Pillsbury crescent roll recipes - the top 5 crescent roll recipes in America
By: Chef Cristian Feher
American convenience is the new French cuisine. Well, not really, but it's still pretty darn tasty. Here are America's top five crescent roll recipes (according to me, America). Get your oven ready 'cause you're not gonna want to miss this.
Greek Spinach Crescent Rolls:
Ever hear of "Spanakopita"? It's the Greek word for spinach pies, and it's OK if you can't pronounce it because I'm going to show you how to make spanakopita with Pillsbury crescent rolls. Sautee a diced onion and two cloves of minced garlic in a pan with a little olive oil until the onions are translucent (about 12 minutes). Then add a bag of fresh baby spinach leaves and wilt them. This will only take about five minute. Set aside and let it cool. Once the spinach mixture is cool enough to handle, wring out the water with your hands and put them into a new bowl. Fill each crescent triangle half full with some spinach mixture and a sprinkle of crumbled feta cheese, then fold the other half of the triangle over and pinch the sides shut. Bake in oven until the rolls are puffy and golden brown.
Smoked Turkey, Boursin Cheese and Cranberry Crescent Rolls:
This one is a family holiday favorite way to enjoy your crescent rolls. Simply fill half of your crescent triangle with smoked turkey, a spoonful of Boursin cheese and a dollop (yes, a dollop) of cranberry sauce. Bake until the pastry is golden brown and enjoy these sweet and savory morels.
Terriyaki Tempura Shrimp Crescent Rolls:
Feeling a little fusion? I know I am. These are a great conversation piece at dinner parties. Simply purchase some ready made tempura shrimp in the frozen seafood section of your local grocery store. Roll a piece of tempura shrimp into a crescent roll, bake and drizzle with terriyaki glaze (found in the Asian food isle) and sprinkle with sesame seeds. Drizzle with Srirachia hot chili sauce or spicy chili mayo (4 parts mayo to 1 part chili paste) for a Japo-American taste sensation.
Breakfast Crescent Rolls:
Layer the following from bottom to top and bake to golden perfection: A crescent roll triangle laid flat, thick cut smoked ham, scrambled eggs, chopped scallions (or chives), a slice of Muenster cheese and another crescent roll triangle. Not a morning person? You will be after you try these.

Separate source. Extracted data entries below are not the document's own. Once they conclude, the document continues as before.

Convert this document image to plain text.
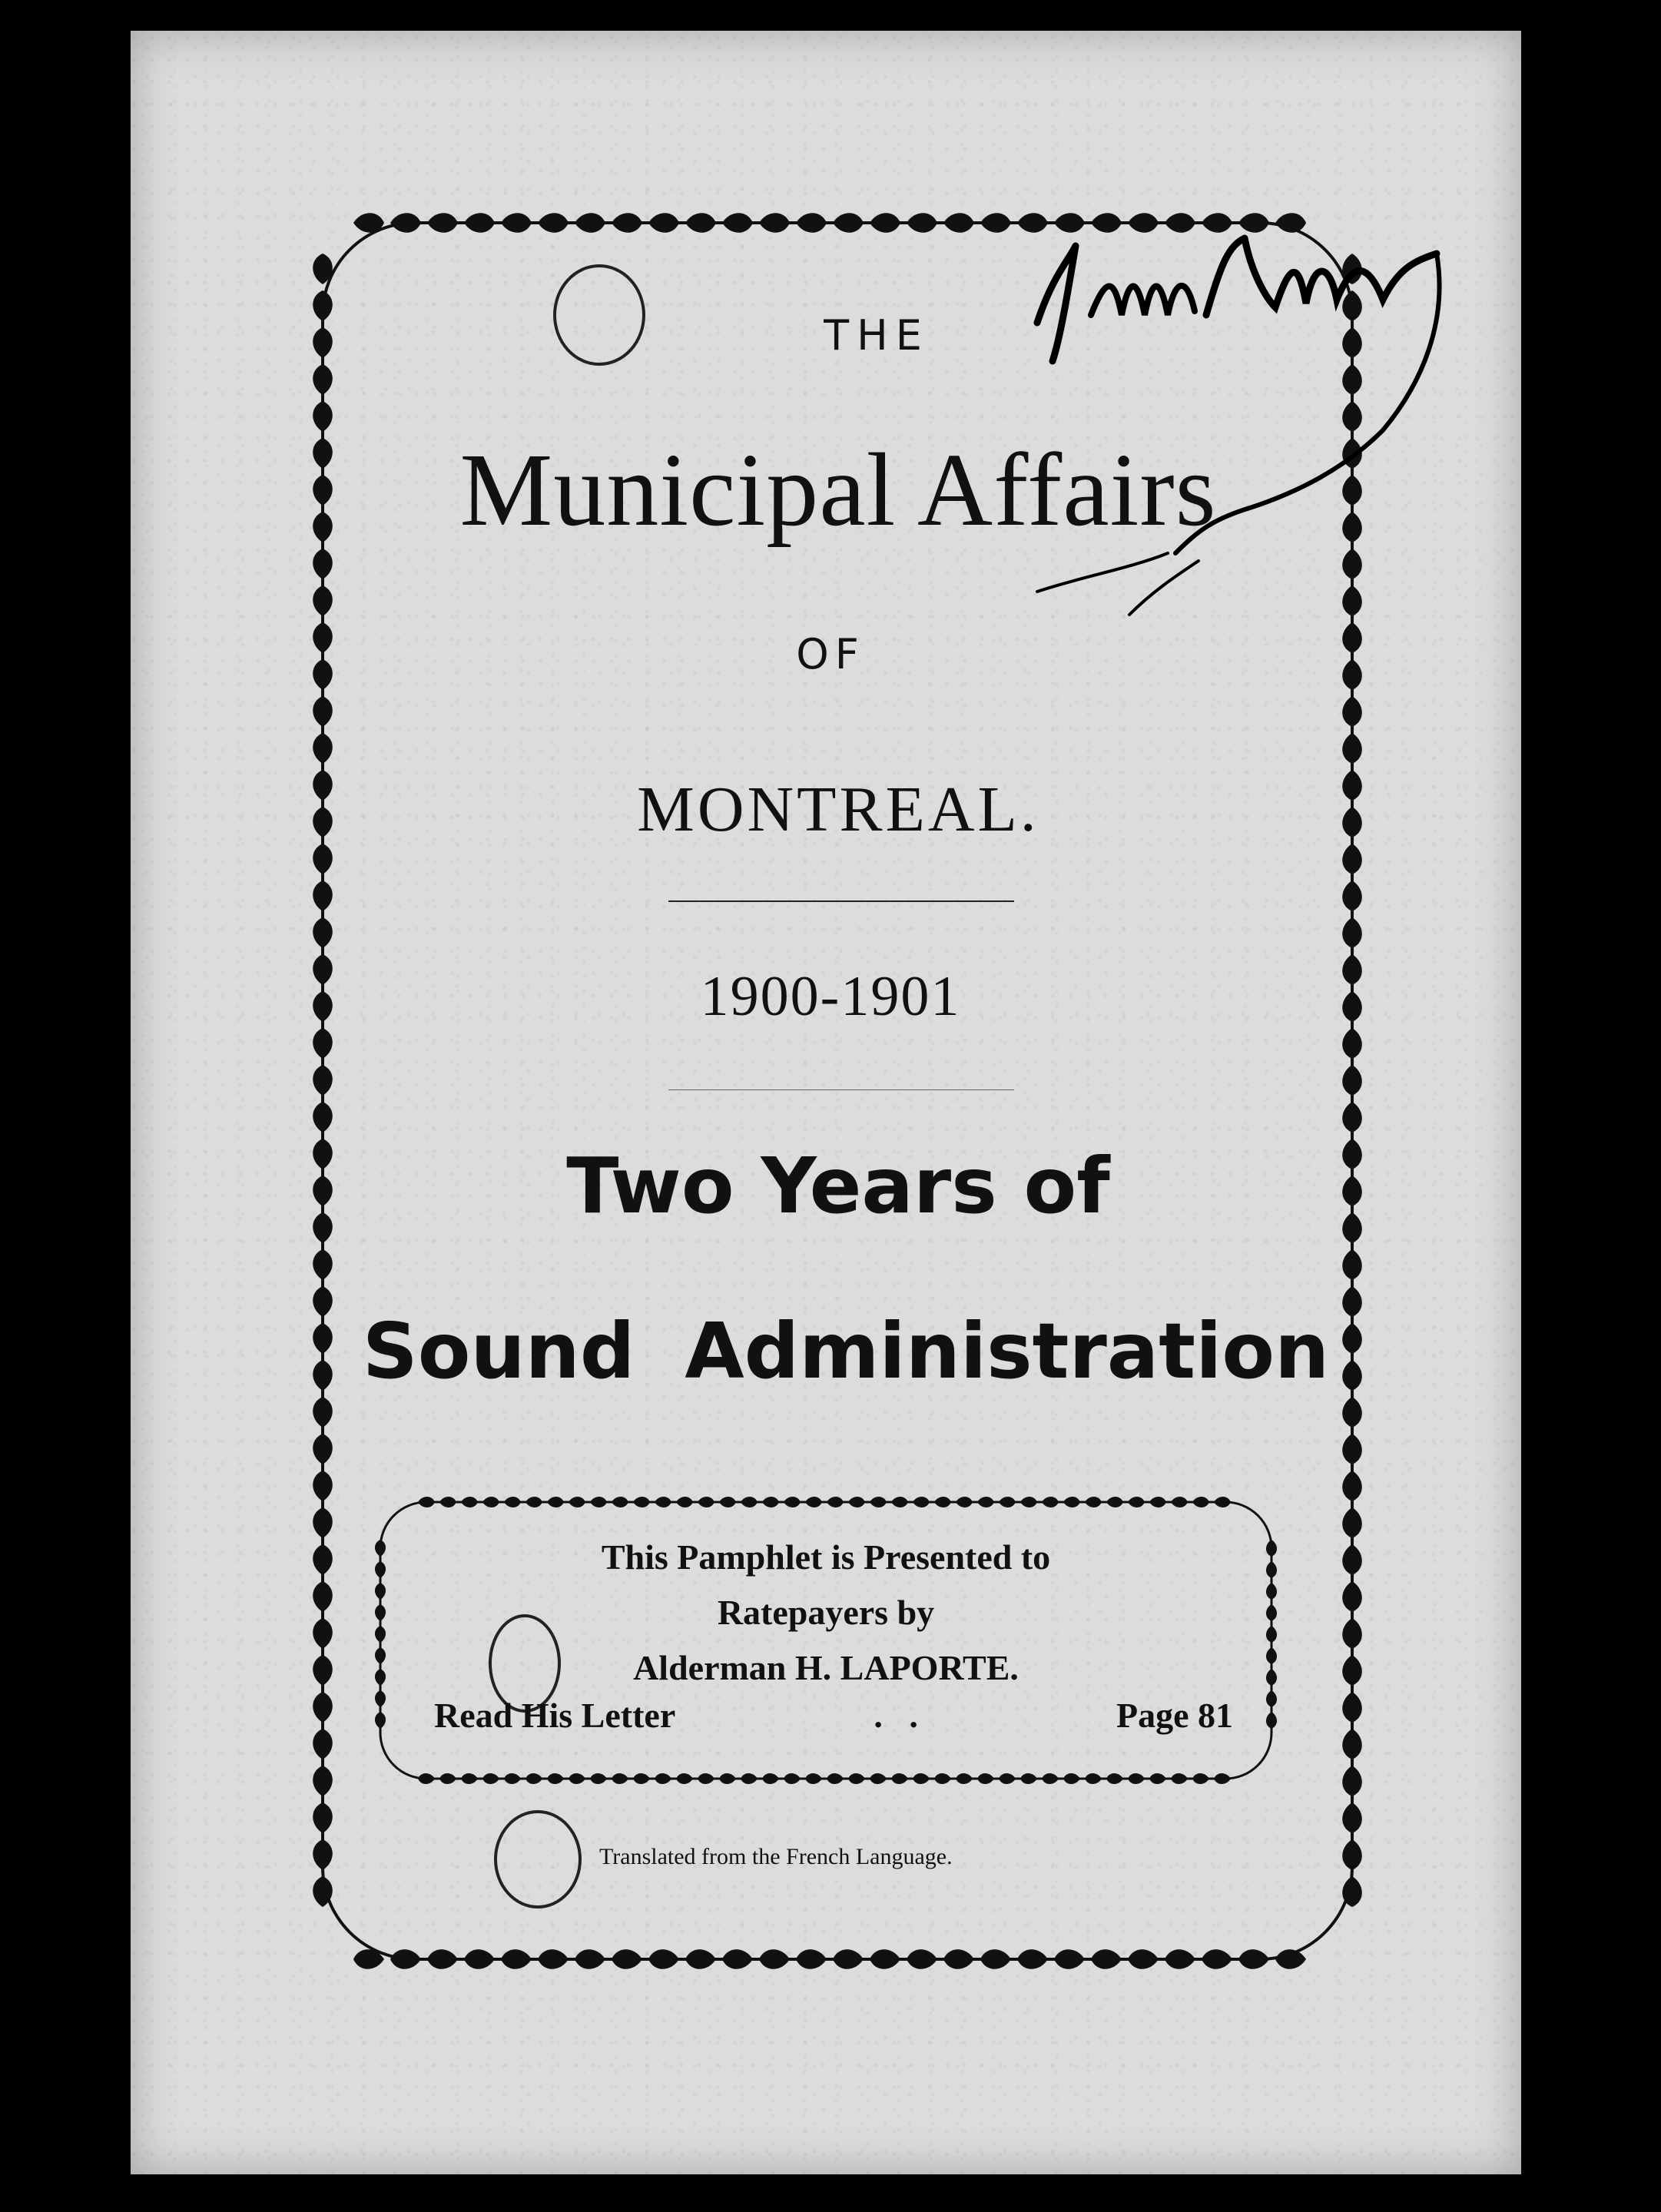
THE

Municipal Affairs

OF

MONTREAL.

1900-1901

Two Years of

Sound Administration

This Pamphlet is Presented to

Ratepayers by

Alderman H. LAPORTE.

Read His Letter	.   .	Page 81

Translated from the French Language.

Argentinian Empanada Crescent Rolls:
If you've ever had the pleasure of having an Argentinian beef empanada, then you know why these are at the top of the list. And if you've never had one, put on your Gaucho hat and get ready to explore the best of South American cooking. Cook the following in a non-stick skillet: 1/2 cup of shortening, 2 onions chopped, 1 Lb lean ground beef, 2 tbsp of Paprika, 1/2 tsp of cayenne pepper, 1 tsp cumin, 1 tbsp of white vinegar, 1/4 cup raisins, 1/2 cup of pitted green olives chopped, 2 hard boiled eggs chopped, salt and pepper to taste. If you can keep from eating this mixture out of the pan, cool it down to room temp and stuff your crescent triangle half full of the mixture, fold over empty half and pinch sides to trap the filling inside the "empanada". Bake, taste, conquer.